David Kaufman is Head of Translational Oncology at Merck Research Laboratories. He oversees internal cross-disciplinary efforts in translational research and biomarker development, as well as external translational research partnering with academics and nonprofits. He has had multiple roles in oncology research and development at Merck, including oversight of early-stage through registrational clinical studies. He joined Merck through the Merck Drug Development and Leadership Program and has worked across multiple divisions including Vaccines, Biologics, Clinical Pharmacology and Clinical Oncology.
He received his MD from Cornell University and his PhD in immunology and molecular virology from Rockefeller University. He trained in internal medicine at the University of California, San Francisco and in infectious diseases at Massachusetts General Hospital and Brigham and Women’s Hospital. Prior to joining Merck, he was a staff physician at Beth Israel Deaconess Medical Center and an Instructor in Medicine at Harvard Medical School where his research focused on preclinical/translational HIV vaccine development and mechanisms of vaccine-elicited mucosal immunity.
Dr. Kaufman is a member of the Biomarker Consortium of the FNIH Cancer Steering Committee and the biomarker task force of the Society for the Immunotherapy of Cancer (SITC). He is active in mentorship through the Stand Up to Cancer Emperor of Science program, internal Merck mentoring programs and is an executive committee and board member for Action Wellness, a Philadelphia-based social services organization supporting individuals living with HIV/AIDS and other chronic illnesses.
What are the two or three critical issues facing the field of cancer immunotherapy?
With the dramatic clinical successes of checkpoint blockade and adoptive cell therapies, immunotherapy has established itself as a pillar of standard cancer treatment. These successes have opened the floodgates for combination strategies that attempt to build upon and extend the benefit of monotherapies, placing us in a moment of great promise but significant challenge.
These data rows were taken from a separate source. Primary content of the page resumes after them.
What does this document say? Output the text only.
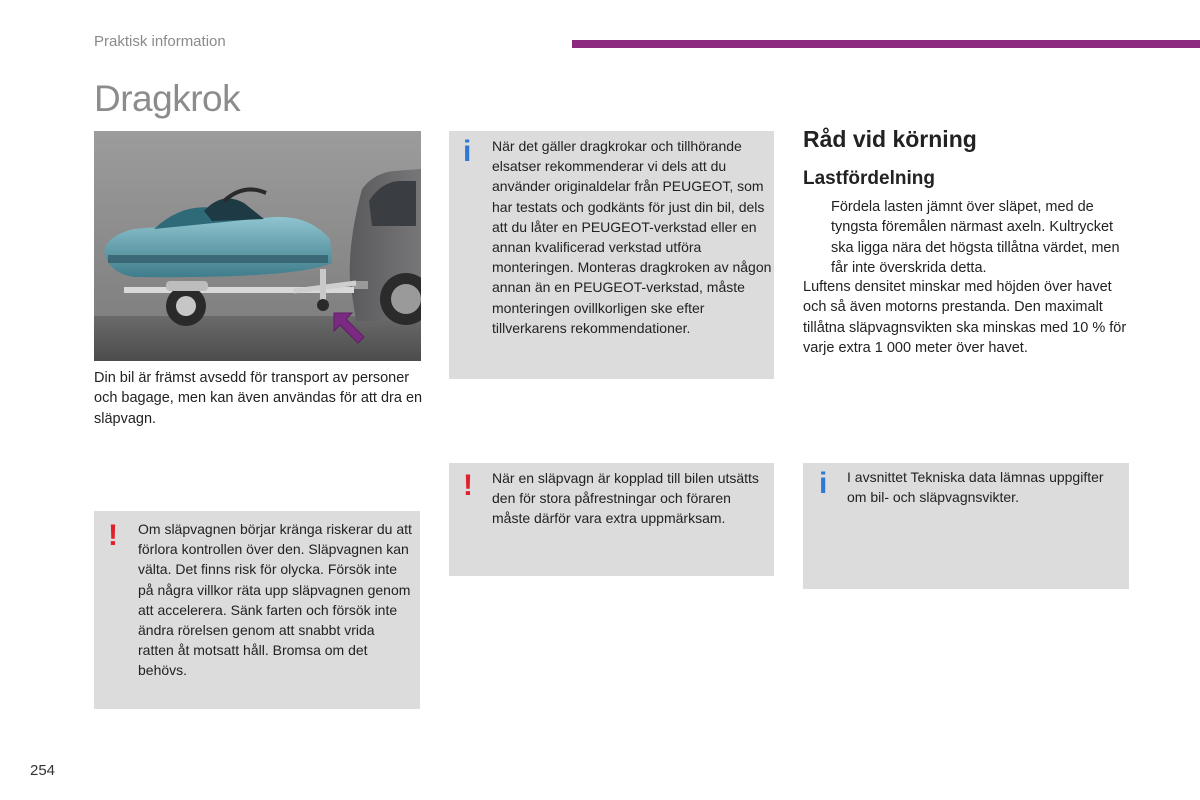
Praktisk information
Dragkrok
Din bil är främst avsedd för transport av personer och bagage, men kan även användas för att dra en släpvagn.
! Om släpvagnen börjar kränga riskerar du att förlora kontrollen över den. Släpvagnen kan välta. Det finns risk för olycka. Försök inte på några villkor räta upp släpvagnen genom att accelerera. Sänk farten och försök inte ändra rörelsen genom att snabbt vrida ratten åt motsatt håll. Bromsa om det behövs.
i När det gäller dragkrokar och tillhörande elsatser rekommenderar vi dels att du använder originaldelar från PEUGEOT, som har testats och godkänts för just din bil, dels att du låter en PEUGEOT-verkstad eller en annan kvalificerad verkstad utföra monteringen. Monteras dragkroken av någon annan än en PEUGEOT-verkstad, måste monteringen ovillkorligen ske efter tillverkarens rekommendationer.
! När en släpvagn är kopplad till bilen utsätts den för stora påfrestningar och föraren måste därför vara extra uppmärksam.
i I avsnittet Tekniska data lämnas uppgifter om bil- och släpvagnsvikter.
Råd vid körning
Lastfördelning
Fördela lasten jämnt över släpet, med de tyngsta föremålen närmast axeln. Kultrycket ska ligga nära det högsta tillåtna värdet, men får inte överskrida detta.
Luftens densitet minskar med höjden över havet och så även motorns prestanda. Den maximalt tillåtna släpvagnsvikten ska minskas med 10 % för varje extra 1 000 meter över havet.
254
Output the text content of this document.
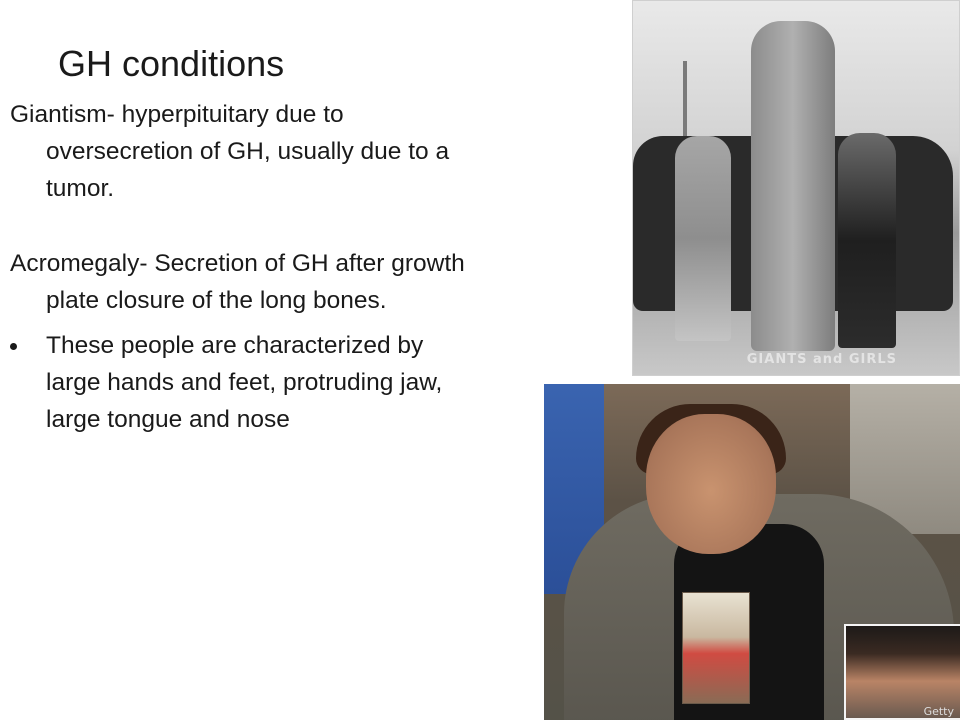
GH conditions

Giantism- hyperpituitary due to oversecretion of GH, usually due to a tumor.

Acromegaly- Secretion of GH after growth plate closure of the long bones.

These people are characterized by large hands and feet, protruding jaw, large tongue and nose
GIANTS and GIRLS
Getty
Ultimately, cancer immunotherapy can benefit the most patients, with the least toxicity and cost, if we succeed in developing regiments that can be personalized to the underlying host and tumor biology of each patient. However, multiple interrelated efforts must converge to make this future state a reality:
- Accelerate an iterative cycle of clinical and translational research that allows us to develop rational combination strategies and novel biomarkers from our knowledge of primary and acquired resistance to monotherapy. Success will involve incentivizing data sharing and standardization of methodologies, as well as, fostering collaborative and interdisciplinary research efforts.
- Develop and support novel clinical and regulatory paradigms for accelerating biomarker-driven, and potentially tumor-agnostic, treatment strategies. To make a vision of precision immunotherapy a reality, we will need to enroll patients into clinical trials with novel designs to support the (preferably simultaneous) assessment of multiple biomarkers and combinations and rapidly advance the most promising combinations in the right populations. Success here will require the right clinical trial infrastructure (e.g. to support umbrella or enrichment studies), policy efforts and close collaboration with regulatory authorities.
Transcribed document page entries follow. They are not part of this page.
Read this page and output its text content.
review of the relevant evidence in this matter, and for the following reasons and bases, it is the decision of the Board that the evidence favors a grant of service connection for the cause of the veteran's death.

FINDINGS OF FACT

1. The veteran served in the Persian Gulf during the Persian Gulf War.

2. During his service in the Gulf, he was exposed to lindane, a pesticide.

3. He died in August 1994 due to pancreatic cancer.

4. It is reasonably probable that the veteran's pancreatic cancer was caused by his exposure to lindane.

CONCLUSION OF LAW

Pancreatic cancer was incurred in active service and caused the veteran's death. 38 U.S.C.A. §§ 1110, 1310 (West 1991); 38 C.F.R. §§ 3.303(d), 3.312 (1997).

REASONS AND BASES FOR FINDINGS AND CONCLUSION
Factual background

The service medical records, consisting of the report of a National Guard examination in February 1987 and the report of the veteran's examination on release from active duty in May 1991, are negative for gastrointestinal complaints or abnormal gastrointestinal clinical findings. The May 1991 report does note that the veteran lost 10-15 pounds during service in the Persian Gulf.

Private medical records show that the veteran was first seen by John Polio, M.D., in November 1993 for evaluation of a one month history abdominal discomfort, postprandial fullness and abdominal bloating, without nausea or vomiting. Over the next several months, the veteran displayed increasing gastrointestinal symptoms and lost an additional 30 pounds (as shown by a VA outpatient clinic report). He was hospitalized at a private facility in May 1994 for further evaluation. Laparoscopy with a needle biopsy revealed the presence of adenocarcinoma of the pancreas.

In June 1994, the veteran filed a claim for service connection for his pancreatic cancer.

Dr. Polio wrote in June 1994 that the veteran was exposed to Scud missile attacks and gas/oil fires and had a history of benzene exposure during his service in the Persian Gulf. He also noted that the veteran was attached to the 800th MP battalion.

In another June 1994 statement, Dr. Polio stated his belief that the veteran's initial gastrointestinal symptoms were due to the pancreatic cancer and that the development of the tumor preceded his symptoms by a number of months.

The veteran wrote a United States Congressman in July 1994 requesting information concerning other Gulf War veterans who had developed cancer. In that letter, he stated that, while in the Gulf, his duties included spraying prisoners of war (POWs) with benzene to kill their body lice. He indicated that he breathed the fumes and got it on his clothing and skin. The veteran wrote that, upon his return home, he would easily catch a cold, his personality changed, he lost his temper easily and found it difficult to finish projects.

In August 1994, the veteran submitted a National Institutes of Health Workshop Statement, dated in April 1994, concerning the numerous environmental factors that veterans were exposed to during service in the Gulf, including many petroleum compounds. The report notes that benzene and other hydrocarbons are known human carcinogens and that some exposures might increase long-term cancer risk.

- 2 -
- Advance immunotherapy combinations in the real world, including gathering real-world evidence on effectiveness, safety and patient-reported outcomes once these regimens advance to the community; use these data to continue to advance healthcare provider and patient education and refine clinical practice.
What is your vision for SITC?
SITC has a role to play in each of these aspects of cancer immunotherapy development. SITC already connects members of the immunotherapy research community through its meetings and publications and can further accelerate collaborative research by supporting – through forums, grants, partnerships or white papers – research efforts that have aspects of inter-institutional or inter-disciplinary collaboration, pre-competitive academic-industry partnership or methodological harmonization. SITC also has a robust program to support and develop early-stage researchers. SITC can expand these efforts to enable young investigators with disruptive, translationally-driven research projects that have the potential to enhance our understanding of distinct patterns of tumor and host immunobiology and the best cancer immunotherapy approaches for each.
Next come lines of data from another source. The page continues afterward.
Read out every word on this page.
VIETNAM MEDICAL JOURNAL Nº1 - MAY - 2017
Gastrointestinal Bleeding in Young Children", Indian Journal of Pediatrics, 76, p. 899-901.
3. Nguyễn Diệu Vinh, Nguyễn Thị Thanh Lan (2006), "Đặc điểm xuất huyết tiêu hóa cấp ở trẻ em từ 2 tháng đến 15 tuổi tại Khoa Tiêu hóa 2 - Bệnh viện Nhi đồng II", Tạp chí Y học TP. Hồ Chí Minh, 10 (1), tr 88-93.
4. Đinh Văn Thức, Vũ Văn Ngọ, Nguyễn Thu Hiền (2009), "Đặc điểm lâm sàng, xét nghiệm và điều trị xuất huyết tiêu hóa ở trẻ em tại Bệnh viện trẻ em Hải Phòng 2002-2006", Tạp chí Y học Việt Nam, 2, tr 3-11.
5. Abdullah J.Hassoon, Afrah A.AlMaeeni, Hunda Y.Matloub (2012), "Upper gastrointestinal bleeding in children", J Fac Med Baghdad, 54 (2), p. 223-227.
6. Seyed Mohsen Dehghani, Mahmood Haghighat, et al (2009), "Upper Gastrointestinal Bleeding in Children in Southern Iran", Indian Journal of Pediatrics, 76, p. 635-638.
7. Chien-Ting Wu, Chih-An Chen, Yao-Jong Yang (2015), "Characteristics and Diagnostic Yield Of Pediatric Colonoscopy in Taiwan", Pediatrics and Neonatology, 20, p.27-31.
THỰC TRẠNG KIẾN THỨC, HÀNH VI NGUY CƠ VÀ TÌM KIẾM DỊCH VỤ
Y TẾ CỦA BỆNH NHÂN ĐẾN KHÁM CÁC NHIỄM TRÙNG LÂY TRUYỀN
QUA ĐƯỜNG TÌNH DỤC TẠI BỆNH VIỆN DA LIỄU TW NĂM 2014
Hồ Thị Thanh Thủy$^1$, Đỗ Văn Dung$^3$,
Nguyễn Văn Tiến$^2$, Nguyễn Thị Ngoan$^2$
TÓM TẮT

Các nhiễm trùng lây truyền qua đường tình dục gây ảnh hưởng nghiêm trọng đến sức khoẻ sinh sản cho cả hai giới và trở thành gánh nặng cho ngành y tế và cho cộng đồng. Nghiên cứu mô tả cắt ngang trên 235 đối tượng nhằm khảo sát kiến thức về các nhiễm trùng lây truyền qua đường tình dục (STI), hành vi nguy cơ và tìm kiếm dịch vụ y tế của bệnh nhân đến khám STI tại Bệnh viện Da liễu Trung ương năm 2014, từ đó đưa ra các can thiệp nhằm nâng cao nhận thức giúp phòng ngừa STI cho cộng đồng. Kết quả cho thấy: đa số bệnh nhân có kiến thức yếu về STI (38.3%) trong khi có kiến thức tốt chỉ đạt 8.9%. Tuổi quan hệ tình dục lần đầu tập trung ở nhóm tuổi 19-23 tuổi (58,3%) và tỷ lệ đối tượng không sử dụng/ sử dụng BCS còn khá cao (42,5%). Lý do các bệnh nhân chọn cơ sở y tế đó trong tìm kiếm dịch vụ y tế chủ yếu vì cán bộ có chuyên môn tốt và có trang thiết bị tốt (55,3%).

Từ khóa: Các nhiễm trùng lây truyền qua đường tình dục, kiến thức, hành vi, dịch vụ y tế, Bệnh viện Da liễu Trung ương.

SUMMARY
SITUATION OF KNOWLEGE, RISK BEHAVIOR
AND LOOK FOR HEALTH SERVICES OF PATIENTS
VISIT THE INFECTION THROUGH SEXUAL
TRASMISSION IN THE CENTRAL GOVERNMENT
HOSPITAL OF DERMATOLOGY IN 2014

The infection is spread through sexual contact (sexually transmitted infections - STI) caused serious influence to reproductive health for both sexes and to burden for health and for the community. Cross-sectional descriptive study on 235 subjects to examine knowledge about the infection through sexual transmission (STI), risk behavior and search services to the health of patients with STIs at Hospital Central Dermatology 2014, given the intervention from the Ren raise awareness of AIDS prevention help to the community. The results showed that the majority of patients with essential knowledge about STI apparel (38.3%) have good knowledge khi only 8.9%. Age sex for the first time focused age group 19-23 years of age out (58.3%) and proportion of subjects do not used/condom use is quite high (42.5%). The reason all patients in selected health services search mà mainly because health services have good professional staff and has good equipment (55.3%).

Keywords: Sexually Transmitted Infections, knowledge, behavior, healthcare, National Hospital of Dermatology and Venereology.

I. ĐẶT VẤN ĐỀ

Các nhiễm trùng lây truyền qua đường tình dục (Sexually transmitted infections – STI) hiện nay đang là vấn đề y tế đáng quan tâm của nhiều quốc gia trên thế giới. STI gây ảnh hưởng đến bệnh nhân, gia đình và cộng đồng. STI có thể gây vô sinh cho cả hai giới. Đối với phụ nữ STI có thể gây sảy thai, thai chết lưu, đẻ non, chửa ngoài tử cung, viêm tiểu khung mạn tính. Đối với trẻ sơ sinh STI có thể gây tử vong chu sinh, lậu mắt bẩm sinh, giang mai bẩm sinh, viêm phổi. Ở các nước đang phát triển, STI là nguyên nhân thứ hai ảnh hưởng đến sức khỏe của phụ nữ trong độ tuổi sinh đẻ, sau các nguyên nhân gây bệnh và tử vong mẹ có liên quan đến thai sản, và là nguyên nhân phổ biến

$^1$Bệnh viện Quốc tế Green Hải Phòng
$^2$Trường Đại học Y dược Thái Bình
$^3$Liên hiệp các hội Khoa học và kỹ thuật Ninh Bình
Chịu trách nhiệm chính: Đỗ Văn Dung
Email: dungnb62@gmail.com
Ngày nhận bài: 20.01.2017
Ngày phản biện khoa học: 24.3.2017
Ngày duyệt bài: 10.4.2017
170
SITC is also an active partner with many governmental and non-governmental organizations that together have the ability to drive policy and practice around the rational development and approval of novel immunotherapy regimens. SITC should continue to advance its voice and vision in the policy arena, driving alignment and messaging with partners. These efforts will ultimately support the development of clinical trial infrastructure and novel regulatory paradigms that will enhance patient participation in immunotherapy trials and shorten the time that it takes to get beneficial, novel regimens to the right patients.
SITC is on the forefront of healthcare provider and patient education, demystifying cancer immunotherapy, and providing detailed practice guidelines to healthcare providers and institutions. SITC can increase the bi-directionality of these interactions, using these relationships to better understand immunotherapy utilization and real-world patient outcomes. Together, these efforts will integrate SITC end-to-end into the research and practice of combination and precision cancer immunotherapy and make SITC a critical driver of such efforts well into the future.